A partition of a set may be thought of as a set of equivalence classes. Each sub-set of the partition contains a set of equivalent elements (the nodes connected into one of the trees of the forest). This notion is the key to the cycle detection algorithm. For each sub-set, we denote one element as the representative of that sub-set or equivalence class. Each element in the sub-set is, somehow, equivalent and represented by the nominated representative.
As we add elements to a tree, we arrange that all the elements point to their representative. As we form a union of two sets, we simply arrange that the representative of one of the sets now points to any one of the elements of the other set.
So the test for a cycle reduces to: for the two nodes at the ends of the candidate edge, find their representatives. If the two representatives are the same, the two nodes are already in a connected tree and adding this edge would form a cycle. The search for the representative simply follows a chain of links.
Each node will need a representative pointer. Initially, each node is its own representative, so the pointer is set to NULL. As the initial pairs of nodes are joined to form a tree, the representative pointer of one of the nodes is made to point to the other, which becomes the representative of the tree.
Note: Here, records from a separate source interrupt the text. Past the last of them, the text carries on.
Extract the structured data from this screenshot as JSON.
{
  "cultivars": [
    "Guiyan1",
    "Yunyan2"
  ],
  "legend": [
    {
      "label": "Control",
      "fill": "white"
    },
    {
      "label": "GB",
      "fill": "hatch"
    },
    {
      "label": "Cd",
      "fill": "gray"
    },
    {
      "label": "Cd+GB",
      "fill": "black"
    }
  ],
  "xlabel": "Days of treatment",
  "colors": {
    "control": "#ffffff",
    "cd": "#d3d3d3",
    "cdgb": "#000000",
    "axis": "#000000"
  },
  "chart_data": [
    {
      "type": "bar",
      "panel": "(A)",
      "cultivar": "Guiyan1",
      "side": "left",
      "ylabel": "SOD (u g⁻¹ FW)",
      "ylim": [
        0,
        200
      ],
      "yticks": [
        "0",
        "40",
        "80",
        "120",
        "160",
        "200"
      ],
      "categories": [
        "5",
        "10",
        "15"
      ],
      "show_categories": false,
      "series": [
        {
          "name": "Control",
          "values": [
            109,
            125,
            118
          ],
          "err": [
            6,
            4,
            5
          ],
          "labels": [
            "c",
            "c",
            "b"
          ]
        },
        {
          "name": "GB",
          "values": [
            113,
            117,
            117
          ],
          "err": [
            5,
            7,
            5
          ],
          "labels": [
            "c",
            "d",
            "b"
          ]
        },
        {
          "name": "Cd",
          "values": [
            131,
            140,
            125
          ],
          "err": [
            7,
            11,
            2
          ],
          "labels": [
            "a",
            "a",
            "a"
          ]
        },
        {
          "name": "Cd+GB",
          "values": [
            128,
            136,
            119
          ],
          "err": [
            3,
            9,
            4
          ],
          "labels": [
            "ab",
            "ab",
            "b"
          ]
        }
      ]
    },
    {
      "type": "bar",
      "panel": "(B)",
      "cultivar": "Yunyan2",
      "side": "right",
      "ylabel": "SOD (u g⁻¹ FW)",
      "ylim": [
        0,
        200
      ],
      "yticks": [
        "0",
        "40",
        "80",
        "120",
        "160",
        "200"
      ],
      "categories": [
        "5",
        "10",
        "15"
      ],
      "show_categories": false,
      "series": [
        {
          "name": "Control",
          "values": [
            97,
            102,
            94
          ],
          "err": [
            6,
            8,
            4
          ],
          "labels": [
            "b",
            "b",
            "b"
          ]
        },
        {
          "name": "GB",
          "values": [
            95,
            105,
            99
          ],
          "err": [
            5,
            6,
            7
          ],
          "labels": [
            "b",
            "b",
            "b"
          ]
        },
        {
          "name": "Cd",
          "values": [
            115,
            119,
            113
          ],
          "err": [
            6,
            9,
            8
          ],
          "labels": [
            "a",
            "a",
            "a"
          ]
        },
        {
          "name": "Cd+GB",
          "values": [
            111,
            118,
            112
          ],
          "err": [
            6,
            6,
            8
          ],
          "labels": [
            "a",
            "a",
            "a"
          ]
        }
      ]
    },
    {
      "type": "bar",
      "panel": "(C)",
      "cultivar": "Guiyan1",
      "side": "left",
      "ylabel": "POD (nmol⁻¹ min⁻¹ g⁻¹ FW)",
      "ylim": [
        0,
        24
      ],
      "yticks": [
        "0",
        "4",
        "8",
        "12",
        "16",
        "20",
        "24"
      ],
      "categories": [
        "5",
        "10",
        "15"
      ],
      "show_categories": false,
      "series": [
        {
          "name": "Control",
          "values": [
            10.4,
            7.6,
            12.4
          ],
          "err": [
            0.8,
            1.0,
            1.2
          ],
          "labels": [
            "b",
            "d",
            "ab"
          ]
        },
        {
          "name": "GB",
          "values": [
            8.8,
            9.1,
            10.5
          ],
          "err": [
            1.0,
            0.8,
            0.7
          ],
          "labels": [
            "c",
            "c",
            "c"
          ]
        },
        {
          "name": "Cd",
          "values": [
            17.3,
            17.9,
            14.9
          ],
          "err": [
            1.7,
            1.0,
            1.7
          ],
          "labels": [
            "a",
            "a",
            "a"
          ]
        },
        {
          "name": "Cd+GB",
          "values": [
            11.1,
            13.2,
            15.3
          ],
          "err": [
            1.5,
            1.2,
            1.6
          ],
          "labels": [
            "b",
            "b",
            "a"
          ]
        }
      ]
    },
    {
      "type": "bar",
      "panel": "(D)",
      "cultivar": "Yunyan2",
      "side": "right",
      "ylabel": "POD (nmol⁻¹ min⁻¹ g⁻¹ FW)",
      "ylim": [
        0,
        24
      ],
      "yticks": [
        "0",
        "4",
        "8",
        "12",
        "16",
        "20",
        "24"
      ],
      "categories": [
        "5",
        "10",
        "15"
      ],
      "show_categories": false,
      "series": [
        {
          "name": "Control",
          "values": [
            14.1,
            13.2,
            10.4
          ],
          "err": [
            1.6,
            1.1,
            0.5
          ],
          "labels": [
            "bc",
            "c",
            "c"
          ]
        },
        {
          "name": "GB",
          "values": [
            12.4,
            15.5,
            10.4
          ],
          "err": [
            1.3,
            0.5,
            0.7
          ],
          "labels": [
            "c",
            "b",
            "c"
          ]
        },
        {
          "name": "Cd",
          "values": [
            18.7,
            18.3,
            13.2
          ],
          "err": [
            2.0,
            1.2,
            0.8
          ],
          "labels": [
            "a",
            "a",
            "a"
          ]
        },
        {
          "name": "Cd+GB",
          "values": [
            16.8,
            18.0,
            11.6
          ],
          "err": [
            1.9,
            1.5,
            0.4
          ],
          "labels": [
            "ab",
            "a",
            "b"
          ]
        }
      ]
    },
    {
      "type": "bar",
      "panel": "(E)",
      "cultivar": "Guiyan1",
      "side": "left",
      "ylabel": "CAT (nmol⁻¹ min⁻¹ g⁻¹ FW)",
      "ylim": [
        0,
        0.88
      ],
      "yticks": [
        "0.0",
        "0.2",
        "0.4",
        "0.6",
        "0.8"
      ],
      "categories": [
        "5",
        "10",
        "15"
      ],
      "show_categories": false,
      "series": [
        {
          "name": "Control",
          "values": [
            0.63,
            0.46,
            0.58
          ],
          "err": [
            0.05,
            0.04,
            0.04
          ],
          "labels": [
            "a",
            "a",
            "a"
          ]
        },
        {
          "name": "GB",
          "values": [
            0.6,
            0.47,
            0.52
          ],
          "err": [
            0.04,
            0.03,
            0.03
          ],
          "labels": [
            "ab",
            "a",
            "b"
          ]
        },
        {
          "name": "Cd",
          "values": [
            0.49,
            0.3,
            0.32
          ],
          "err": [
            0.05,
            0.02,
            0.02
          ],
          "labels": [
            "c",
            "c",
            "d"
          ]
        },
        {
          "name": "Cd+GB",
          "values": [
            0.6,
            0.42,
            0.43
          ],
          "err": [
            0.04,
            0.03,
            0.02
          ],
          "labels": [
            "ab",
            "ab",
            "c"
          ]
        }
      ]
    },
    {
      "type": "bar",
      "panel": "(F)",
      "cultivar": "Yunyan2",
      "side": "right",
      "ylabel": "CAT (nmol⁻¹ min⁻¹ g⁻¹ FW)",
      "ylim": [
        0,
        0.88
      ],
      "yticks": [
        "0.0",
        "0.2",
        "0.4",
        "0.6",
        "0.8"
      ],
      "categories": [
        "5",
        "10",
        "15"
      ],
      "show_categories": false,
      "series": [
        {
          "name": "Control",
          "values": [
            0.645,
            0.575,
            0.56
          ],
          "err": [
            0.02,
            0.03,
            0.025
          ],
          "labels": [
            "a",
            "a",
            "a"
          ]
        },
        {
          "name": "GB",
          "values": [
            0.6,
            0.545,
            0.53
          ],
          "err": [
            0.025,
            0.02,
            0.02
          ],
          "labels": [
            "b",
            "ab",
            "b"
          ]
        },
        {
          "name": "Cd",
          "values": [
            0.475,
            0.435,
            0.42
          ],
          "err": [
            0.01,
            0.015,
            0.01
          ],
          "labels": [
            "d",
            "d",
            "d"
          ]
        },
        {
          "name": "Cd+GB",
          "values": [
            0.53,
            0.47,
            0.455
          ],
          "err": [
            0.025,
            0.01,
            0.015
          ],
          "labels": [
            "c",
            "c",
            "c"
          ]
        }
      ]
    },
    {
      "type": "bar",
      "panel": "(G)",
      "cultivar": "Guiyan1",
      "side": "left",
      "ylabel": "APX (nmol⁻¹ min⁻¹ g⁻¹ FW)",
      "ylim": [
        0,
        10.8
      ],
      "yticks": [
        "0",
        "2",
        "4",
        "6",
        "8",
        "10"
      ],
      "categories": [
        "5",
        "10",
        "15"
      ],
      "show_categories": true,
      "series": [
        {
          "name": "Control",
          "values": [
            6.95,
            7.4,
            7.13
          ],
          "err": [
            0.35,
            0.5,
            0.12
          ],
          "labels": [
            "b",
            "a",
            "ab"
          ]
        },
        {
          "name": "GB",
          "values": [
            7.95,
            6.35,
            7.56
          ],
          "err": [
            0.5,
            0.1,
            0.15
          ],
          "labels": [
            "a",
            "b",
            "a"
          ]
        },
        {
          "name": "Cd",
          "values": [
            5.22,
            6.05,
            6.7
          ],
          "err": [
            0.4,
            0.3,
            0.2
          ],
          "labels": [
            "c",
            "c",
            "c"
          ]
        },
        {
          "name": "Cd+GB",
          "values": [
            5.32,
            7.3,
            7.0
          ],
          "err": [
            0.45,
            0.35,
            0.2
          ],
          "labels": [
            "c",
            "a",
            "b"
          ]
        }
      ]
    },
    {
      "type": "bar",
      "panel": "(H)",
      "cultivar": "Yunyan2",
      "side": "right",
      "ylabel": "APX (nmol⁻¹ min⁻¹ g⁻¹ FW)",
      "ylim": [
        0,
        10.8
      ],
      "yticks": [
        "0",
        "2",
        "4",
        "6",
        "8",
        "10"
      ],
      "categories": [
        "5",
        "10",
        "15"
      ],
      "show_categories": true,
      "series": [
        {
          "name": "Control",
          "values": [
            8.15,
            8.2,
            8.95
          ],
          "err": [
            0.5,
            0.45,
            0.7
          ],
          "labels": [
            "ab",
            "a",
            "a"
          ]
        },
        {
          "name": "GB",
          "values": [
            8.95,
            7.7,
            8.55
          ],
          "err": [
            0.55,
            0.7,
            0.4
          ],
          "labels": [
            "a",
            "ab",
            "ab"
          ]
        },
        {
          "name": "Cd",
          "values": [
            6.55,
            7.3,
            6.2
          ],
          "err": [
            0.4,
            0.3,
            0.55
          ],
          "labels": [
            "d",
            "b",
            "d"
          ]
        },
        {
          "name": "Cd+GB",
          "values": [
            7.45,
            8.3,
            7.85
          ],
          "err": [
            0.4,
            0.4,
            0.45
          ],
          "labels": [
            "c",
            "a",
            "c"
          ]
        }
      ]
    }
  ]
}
As trees are joined, the representative pointer of the representative of one of them is set to point to any element of the other. (Obviously, representative searches will be somewhat faster if one of the representatives is made to point directly to the other.)
Select diagrams of Kruskal's algorithm in operation. (See below)
The following sequence of diagrams illustrates Kruskal's algorithm in operation.
gh is shortest. Either g or h could be the representative, g chosen arbitrarily. | |
ci creates two trees. c chosen as representative for second. | |
fg is next shortest. Add it, choose g as representative. | |
ab creates a 3rd tree | |
Add cf, merging two trees. c is chosen as the representative. | |
gi is next cheapest, but a cycle would be created. c is the representative of both. | |
Add cd instead | |
hi would make a cycle | |
Add ah instead | |
bc would create a cycle. Add de instead to complete the spanning tree - all trees joined, c is sole representative. |
Greedy operation
At no stage did we try to look ahead more than one edge - we simply chose the best one at any stage. Naturally, in some situations, this myopic view would lead to disaster! The simplistic approach often makes it difficult to prove that a greedy algorithm leads to the optimal solution. proof by contradiction is a common proof technique used: we demonstrate that if we didn't make the greedy choice now, a non-optimal solution would result. Proving the MST algorithm
is, happily, one of the simpler proofs by contradiction!
Data structures for graphs
You should note that we have discussed graphs in an abstract way: specifying that they contain nodes and edges and using operations like AddEdge, Cycle, etc. This enables us to define an abstract data type without considering implementation details, such as how we will store the attributes of a graph! This means that a complete solution to, for example, the MST problem can be specified before we've even decided how to store the graph in the computer. However, representation issues can't be deferred forever, so we need to examine ways of representing graphs in a machine. As before, the performance of the algorithm will be determined by the data structure chosen.
Key terms
- Greedy algorithms
- Algorithms which solve a problem by making the next step based on local knowledge alone - without looking ahead to determine whether the next step is the optimal one.
- Equivalence Classes
- The set of equivalence classes of a set is a partition of a set such that all the elements in each subset (or equivalence class) is related to every other element in the subset by an equivalence relation.
- Union Find Structure
- A structure which enables us to determine whether two sets are in fact the same set or not.
- Kruskal's Algorithm
- One of the two algorithms commonly used for finding a minimum spanning tree - the other is Prim's algorithm.